30 septembre. Musée des Beaux-Arts de Montréal. Le Groupe des Sept (1920-1933), un groupe qui s’efforça de se soustraire à l’académisme européen dans le but de créer une école nationale de peinture. Prédilection pour le paysage. Parmi ces artistes je remarque Franklin Carmichael (1890-1945), ses petits formats savoureux et colorés comme des Paul Sérusier.
Art inuit
Salle thuléenne. Les Inuits et leurs petites sculptures sur ivoire vendues aux baleiniers, un art qui connut un certain essor, au début du XXème siècle, avec l’arrivée des agents de la gendarmerie royale du Canada, des employés des postes de traite et des missionnaires. Les matériaux de l’art inuit : la stéatite, la serpentine, l’os de baleine, la défense de morse. Promotion de l’art inuit par l’écrivain James Houston, à partir de 1948. Les artistes passèrent de l’ivoire à la pierre, ce qui permit des œuvres de plus grand format et plus accessibles. A la fin des années 1950, les artistes commencèrent à s’organiser en coopératives communautaires. En 1957, ils s’initièrent à la technique de l’estampe. L’Exposition universelle de Montréal (1967) les fit connaître dans le monde entier.

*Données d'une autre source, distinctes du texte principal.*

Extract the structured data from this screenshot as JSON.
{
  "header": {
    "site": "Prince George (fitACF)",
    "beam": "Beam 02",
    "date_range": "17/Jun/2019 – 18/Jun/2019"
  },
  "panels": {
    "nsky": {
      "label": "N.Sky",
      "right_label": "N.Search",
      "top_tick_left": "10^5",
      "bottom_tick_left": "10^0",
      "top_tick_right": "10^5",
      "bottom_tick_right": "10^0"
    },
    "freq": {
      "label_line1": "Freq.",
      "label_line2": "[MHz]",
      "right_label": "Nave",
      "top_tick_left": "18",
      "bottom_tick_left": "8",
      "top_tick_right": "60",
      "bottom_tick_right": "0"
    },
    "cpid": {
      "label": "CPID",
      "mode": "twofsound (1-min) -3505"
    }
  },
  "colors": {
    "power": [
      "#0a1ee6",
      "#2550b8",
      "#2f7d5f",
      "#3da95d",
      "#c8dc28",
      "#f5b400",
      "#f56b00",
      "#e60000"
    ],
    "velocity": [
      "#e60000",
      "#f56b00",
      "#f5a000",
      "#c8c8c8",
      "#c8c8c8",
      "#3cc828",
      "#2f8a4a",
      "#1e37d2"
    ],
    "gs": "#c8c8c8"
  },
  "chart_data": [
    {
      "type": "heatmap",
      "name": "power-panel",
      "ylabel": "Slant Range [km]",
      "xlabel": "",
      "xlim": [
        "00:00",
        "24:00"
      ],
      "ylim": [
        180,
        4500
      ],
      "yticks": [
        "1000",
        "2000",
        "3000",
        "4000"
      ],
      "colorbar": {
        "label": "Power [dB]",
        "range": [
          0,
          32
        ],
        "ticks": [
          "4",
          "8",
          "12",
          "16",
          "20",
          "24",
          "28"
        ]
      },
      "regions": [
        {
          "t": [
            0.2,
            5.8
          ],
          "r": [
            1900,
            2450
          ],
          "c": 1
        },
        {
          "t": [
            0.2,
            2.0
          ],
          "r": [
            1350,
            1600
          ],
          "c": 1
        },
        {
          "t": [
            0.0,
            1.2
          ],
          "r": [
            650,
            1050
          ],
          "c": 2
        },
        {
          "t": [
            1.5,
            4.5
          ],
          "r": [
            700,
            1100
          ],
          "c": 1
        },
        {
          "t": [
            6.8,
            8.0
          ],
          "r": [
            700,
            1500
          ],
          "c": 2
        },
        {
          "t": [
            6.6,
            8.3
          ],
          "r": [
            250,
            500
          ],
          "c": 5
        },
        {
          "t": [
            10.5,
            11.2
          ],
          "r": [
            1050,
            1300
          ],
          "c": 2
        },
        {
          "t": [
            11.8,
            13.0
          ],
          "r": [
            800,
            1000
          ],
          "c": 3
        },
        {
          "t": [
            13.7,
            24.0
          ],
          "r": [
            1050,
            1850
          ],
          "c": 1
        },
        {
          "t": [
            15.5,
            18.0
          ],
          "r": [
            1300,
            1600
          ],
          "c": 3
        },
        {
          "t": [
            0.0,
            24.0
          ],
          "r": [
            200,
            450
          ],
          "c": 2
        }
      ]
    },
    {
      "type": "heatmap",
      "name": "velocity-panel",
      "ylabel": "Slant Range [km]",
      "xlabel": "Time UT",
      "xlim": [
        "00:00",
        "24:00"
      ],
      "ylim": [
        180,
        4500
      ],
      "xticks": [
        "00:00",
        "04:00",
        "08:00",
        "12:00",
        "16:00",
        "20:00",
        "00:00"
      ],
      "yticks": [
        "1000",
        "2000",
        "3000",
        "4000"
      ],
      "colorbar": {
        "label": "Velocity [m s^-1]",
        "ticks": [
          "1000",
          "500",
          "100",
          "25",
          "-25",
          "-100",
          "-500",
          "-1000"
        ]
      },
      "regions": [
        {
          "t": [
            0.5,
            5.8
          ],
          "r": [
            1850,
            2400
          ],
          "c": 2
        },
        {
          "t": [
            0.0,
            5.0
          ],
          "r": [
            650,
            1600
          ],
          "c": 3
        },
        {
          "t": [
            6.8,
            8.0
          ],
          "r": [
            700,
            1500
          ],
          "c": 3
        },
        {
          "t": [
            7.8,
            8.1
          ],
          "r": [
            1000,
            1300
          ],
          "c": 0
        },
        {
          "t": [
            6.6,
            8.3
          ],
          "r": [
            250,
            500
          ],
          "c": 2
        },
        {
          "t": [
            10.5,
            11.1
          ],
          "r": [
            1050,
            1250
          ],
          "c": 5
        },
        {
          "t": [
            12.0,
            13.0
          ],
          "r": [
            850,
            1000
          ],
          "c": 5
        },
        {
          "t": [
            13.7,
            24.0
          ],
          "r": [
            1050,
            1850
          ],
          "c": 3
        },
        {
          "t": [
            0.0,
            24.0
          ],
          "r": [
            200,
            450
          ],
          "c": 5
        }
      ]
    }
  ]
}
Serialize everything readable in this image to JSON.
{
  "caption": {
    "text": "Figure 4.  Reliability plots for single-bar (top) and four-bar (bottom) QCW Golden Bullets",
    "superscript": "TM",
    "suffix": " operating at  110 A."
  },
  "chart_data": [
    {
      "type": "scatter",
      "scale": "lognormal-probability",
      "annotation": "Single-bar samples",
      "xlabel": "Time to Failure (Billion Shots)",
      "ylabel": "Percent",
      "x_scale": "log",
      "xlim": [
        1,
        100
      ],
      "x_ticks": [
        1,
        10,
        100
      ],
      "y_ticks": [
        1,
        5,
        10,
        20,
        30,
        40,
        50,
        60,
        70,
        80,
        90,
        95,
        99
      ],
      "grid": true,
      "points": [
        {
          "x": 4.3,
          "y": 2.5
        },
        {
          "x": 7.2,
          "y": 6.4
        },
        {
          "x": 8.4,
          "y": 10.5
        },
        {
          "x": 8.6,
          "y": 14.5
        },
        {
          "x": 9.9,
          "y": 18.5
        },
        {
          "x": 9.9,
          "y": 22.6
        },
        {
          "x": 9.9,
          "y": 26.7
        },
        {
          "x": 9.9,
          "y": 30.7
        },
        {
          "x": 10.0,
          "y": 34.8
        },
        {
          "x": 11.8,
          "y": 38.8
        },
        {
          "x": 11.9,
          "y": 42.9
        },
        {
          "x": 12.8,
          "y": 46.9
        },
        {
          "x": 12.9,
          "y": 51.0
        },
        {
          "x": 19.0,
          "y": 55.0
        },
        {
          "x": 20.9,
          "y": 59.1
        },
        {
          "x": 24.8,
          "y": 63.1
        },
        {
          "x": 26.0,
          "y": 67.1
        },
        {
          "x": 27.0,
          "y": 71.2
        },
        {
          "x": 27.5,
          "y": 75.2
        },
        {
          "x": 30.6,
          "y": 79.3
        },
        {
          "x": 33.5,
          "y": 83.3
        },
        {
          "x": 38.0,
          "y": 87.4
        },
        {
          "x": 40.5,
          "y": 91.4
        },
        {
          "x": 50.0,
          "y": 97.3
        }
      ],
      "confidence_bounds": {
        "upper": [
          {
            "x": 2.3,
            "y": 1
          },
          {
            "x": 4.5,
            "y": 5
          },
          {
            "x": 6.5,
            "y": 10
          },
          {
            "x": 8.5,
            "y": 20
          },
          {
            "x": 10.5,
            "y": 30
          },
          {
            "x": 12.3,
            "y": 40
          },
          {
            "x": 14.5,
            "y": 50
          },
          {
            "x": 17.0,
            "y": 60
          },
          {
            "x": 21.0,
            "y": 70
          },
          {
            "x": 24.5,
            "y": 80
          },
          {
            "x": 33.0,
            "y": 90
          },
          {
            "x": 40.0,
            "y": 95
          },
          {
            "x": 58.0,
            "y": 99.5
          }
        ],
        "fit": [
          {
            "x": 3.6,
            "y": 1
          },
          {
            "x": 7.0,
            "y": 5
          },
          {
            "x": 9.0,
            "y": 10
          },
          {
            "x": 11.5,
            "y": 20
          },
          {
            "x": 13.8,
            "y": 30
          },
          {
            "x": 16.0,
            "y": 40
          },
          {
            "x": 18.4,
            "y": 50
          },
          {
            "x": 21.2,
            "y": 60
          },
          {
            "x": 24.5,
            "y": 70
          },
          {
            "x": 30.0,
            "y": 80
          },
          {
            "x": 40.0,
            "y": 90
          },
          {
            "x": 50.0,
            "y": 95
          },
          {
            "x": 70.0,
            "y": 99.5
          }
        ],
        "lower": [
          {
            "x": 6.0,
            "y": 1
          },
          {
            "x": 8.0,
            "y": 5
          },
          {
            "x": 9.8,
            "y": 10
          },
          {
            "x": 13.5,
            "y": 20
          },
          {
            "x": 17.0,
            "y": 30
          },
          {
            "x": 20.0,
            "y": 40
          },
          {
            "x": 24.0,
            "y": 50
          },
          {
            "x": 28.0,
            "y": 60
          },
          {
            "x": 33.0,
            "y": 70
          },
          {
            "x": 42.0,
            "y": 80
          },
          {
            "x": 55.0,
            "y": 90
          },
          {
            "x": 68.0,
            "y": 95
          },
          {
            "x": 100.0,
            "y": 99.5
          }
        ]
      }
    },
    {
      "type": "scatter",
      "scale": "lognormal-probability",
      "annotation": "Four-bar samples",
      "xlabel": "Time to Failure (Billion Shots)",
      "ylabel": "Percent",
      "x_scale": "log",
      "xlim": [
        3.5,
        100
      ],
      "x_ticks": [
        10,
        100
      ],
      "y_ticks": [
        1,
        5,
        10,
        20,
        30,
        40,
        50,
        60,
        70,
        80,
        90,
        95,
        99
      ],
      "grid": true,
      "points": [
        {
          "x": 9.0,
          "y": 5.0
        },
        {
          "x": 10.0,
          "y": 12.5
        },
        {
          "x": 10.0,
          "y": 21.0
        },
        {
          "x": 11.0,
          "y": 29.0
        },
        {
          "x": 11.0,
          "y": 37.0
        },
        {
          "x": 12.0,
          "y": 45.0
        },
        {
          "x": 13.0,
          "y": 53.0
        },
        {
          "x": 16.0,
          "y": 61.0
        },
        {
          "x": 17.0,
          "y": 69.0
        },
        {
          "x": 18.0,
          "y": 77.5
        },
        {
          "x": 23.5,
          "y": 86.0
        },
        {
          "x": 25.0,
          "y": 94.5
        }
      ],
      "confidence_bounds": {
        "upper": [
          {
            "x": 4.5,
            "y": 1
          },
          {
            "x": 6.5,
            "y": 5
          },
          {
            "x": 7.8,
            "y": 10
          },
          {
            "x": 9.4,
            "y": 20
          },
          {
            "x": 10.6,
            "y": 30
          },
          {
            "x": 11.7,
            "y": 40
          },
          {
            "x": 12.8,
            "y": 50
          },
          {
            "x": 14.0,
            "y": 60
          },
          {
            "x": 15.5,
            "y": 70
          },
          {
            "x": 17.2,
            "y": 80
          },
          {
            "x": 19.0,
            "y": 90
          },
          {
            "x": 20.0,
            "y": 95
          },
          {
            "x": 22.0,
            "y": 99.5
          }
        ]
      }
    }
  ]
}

L’œuvre sculptée d’Alfred Laliberté (1878-1953), un témoin de la société traditionnelle canadienne-française. Une très belle série d’autoportraits.
Art contemporain. Jean-Michel Basquiat, une œuvre pour laquelle j’ai toujours eu de la tendresse, une tendresse d’autant plus assurée que je ne me suis jamais donné la peine de l’analyser – la tendresse ingénue. Les savoureuses écritures d’A. R. Penck. Des Riopelle de très grands formats (du “all over”), comme des briques vibrantes avec fibrilles. Un beau Sam Francis avec glacis jaunes et palpitants riches de leurs coulures. Lucio Fontana, pertinent toujours.
Promenade dans Montréal. Il y a une vétusté typiquement nord-américaine ; et en Amérique du Nord il y a beaucoup de vétusté.
Les délices pavillonnaires du néogothique et du néo-Renaissance.
Des immeubles m’évoquent l’école de Chicago et Louis Sullivan avec ces sévères harmonies qui contentent l’œil.
Sur le trottoir, un portrait de Karl Marx au pochoir avec, en légende, ces mots : Ça arrive.
Sur Saint-Laurent : Cinéma L’Amour. Entrée gratuite pour couples lundi et mardi.
Dans le parc Lafontaine, une imposante stèle en granit gris : Aux morts français de Montréal et aux volontaires canadiens de l’Armée française 1914-1918 / 1939-1945 / Extrême-Orient / Afrique du Nord.